Gale Berry, executive director of the Willcox Theater and Arts, said the grants the organization had been awarded are to support their program ACE of Arts (Aging as a Creative Endeavor). The program specializes in assisting senior citizens by providing them with the opportunity to bestow creativity with art. Twice a year, there are art exhibit showings of the program’s participants work. The organization was awarded $4,182.
“The area that we are in is not a wealthy one,” Berry said. “Senior citizens in general are not necessarily with a lot of disposable income so our ability to provide these kinds of programs, and at a low or no cost to the participants, is something that these kinds of grants help us to do.

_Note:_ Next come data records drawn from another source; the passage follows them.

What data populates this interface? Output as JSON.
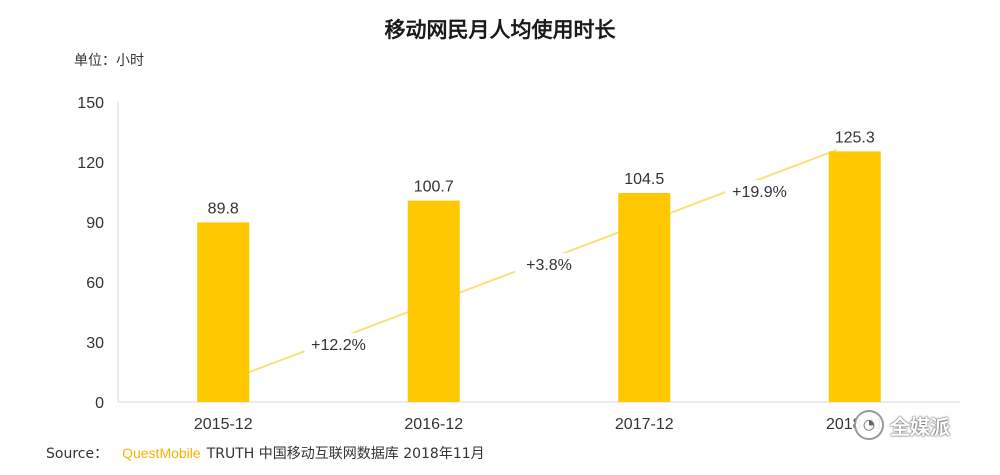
{
  "chart_data": {
    "type": "bar",
    "title": "移动网民月人均使用时长",
    "unit_label": "单位：小时",
    "categories": [
      "2015-12",
      "2016-12",
      "2017-12",
      "2018-11"
    ],
    "values": [
      89.8,
      100.7,
      104.5,
      125.3
    ],
    "value_labels": [
      "89.8",
      "100.7",
      "104.5",
      "125.3"
    ],
    "growth_labels": [
      "+12.2%",
      "+3.8%",
      "+19.9%"
    ],
    "ylim": [
      0,
      150
    ],
    "yticks": [
      0,
      30,
      60,
      90,
      120,
      150
    ],
    "grid": false,
    "legend": "none",
    "bar_color": "#FFC800",
    "trend_color": "#F6E27A"
  },
  "footer": {
    "source_label": "Source：",
    "brand": "QuestMobile",
    "rest": "TRUTH 中国移动互联网数据库 2018年11月"
  },
  "watermark": {
    "text": "全媒派",
    "icon": "wechat-icon"
  }
}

“It really helps having the opportunity as a older individual to not only get out and enjoy yourself and do something creative, but to do something that’s valued by the community is really important.”

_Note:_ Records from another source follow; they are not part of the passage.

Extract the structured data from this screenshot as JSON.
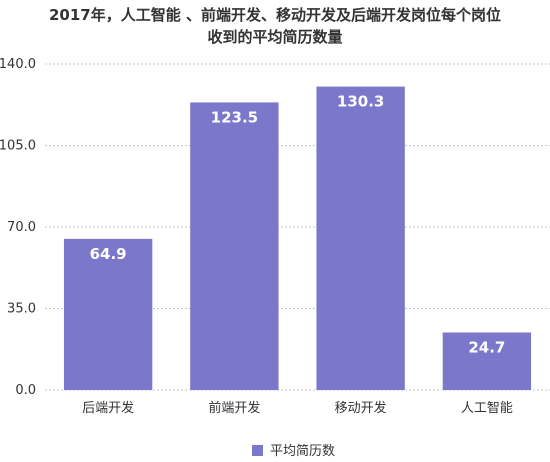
{
  "chart_data": {
    "type": "bar",
    "title_lines": [
      "2017年，人工智能 、前端开发、移动开发及后端开发岗位每个岗位",
      "收到的平均简历数量"
    ],
    "categories": [
      "后端开发",
      "前端开发",
      "移动开发",
      "人工智能"
    ],
    "series": [
      {
        "name": "平均简历数",
        "values": [
          64.9,
          123.5,
          130.3,
          24.7
        ]
      }
    ],
    "data_labels": [
      "64.9",
      "123.5",
      "130.3",
      "24.7"
    ],
    "y_ticks": [
      "0.0",
      "35.0",
      "70.0",
      "105.0",
      "140.0"
    ],
    "ylim": [
      0,
      140
    ],
    "grid": true,
    "legend_position": "bottom",
    "bar_color": "#7b78cc",
    "xlabel": "",
    "ylabel": ""
  }
}
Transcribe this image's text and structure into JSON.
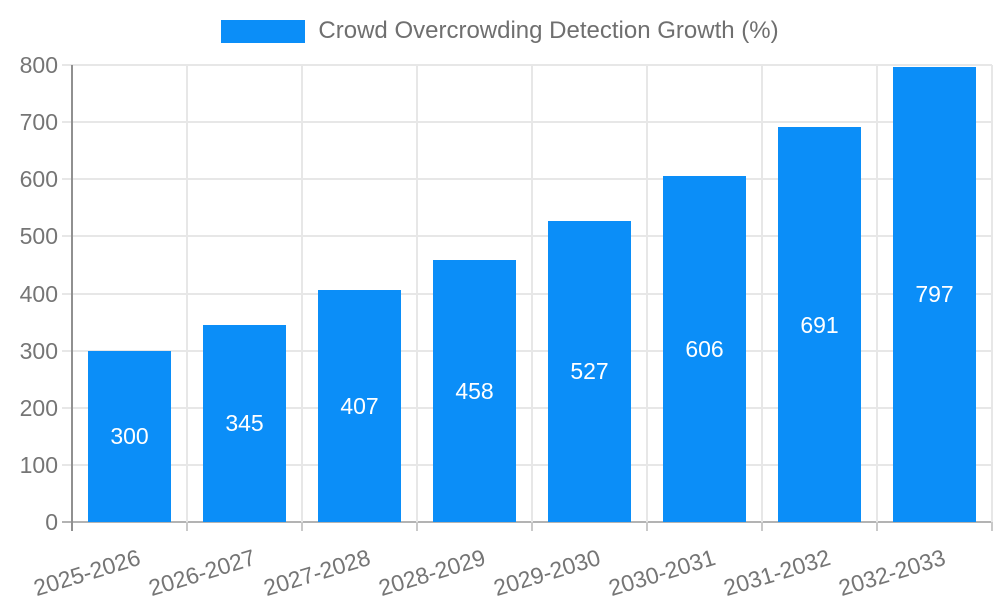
{
  "chart_data": {
    "type": "bar",
    "title": "Crowd Overcrowding Detection Growth (%)",
    "legend": {
      "position": "top-center",
      "entries": [
        "Crowd Overcrowding Detection Growth (%)"
      ]
    },
    "categories": [
      "2025-2026",
      "2026-2027",
      "2027-2028",
      "2028-2029",
      "2029-2030",
      "2030-2031",
      "2031-2032",
      "2032-2033"
    ],
    "values": [
      300,
      345,
      407,
      458,
      527,
      606,
      691,
      797
    ],
    "value_labels_shown_inside_bars": true,
    "xlabel": "",
    "ylabel": "",
    "ylim": [
      0,
      800
    ],
    "yticks": [
      0,
      100,
      200,
      300,
      400,
      500,
      600,
      700,
      800
    ],
    "grid": true,
    "x_tick_rotation_deg": -17,
    "colors": {
      "bar": "#0b8ef8",
      "value_label": "#ffffff",
      "axis_text": "#757575",
      "legend_text": "#6f6f6f",
      "gridline": "#e7e7e7",
      "baseline": "#b3b3b3",
      "axis_line": "#909090",
      "tick_mark": "#c9c9c9",
      "background": "#ffffff"
    }
  }
}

Executive Director of the Senior Citizens of Patagonia Inc. Charles Kelly said the organization has mandated there will always be someone who is trained in first aid and CPR while the senior citizens are present at the Patagonia Senior Citizens and Community Center. The organization helps assist providing food and accessibility services to seniors.
“We have vans that take our seniors and people with disabilities to doctors, dental and shopping,” Kelly said.
The program provides meals for seniors five days a week. The grant totaling $850 will cover first aid and CPR training for up to eight workers under the organization.
The training originally was offered to volunteer drivers four years ago. Training will now be expanded to new drivers that have been hired along with training dining room helpers at the facility.